Fraser et al. [9], despite their high rates of complete resection, favors postoperative radiotherapy for stabilizing residual tumors. Indeed, in three of our patients, the satisfying extent of resection and benign histological features (namely chordoma, NOS) encouraged us to follow-up without any adjuvant therapy (Table 2). However, contrary to those with pure sixth-nerve palsy, one patient (case 6) had an early recurrence at 6 months. Thus, our empirical experience deduced rather aggressive behavior of the tumors in patients with lower cranial nerve involvement. This can be explained by complex anatomical relations at inferior clival region rendering successful surgical removal at risk.

Considering the relatively low rates of complete resections, clival chordomas are generally irradiated by conventional radiotherapy, stereotactic radiosurgery (SRS), or proton-beam radiotherapy (PBRT) [30, 34]. The discrepancy between the tolerance dose for neural tissue (brainstem in particular) [5] and the effective dose of radiation for chordomas (60 to 70 gray) [8] complicates radiotherapy in these children [7, 29]. Use of SRS and PBRT was advocated in order to overcome radiation-induced neural injury [5, 13]. George et al. emphasized the positive contribution of PBRT to overall survival, in particularly patients with skull-base chordomas [10]. Moreover, addition of chemotherapy is yet to be studied in detail in the management of these tumors. The reports are based on anecdotal experiences [7, 27]. We experienced SRS and intensity modulated RT in four patients, in addition to ifosfamide (IFOS) and etoposide (ETOP) chemotherapy in one. In our country, there is no center equipped with PBRT. We could not experience this therapeutic modality in our cases. However, we still observed that functional survival could be achieved in most of the patients with subtotal removal of chordomas and adjuvant radiotherapy.

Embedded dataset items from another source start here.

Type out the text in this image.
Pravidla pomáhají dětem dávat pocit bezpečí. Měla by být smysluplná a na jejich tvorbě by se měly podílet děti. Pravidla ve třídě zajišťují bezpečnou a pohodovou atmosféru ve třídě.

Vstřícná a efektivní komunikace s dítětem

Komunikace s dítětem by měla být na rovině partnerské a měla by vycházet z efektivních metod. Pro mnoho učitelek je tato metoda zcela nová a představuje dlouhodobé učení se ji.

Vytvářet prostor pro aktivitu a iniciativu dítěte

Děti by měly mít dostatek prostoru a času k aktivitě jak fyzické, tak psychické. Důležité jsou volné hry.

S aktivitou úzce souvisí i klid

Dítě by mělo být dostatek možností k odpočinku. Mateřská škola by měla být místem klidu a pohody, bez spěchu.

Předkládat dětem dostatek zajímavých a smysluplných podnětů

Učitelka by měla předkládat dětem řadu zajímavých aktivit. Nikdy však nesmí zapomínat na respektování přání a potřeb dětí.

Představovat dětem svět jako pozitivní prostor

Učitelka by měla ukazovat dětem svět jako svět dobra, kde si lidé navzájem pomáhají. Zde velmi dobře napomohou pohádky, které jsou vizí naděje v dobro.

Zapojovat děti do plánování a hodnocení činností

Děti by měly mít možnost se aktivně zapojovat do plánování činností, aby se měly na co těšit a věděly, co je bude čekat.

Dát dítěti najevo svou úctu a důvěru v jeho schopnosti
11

Our study has several limitations. The population is small in number and not homogenous with respect to management strategies over a relatively extended period (15 years). The experience and improvements in surgical equipments (neuronavigation and endoscope in particular) would have changed our initial access route in management of clival chordomas. Moreover, unavailability of PBRT in our country rendered implicating other radiotherapy modalities to our patients. With this respect, the results should be cautiously evaluated. Thus, outlining a widely applicable list of recommendations for management is a difficult task. Our empirical experience regarding better prognosis in patients with pure sixth-nerve palsy (in other words without lower cranial nerve involvement) needs further support in future studies.

As a conclusion, clival chordomas are challenging tumors in neurosurgical practice. A multidisciplinary approach is warranted in each patient. Today, the best management strategy seems to be surgical resection followed by radiotherapy. Chemotherapy should be considered in selective and preference basis. Sharing institutional experiences will provide future insights in prognosis of these rare tumors.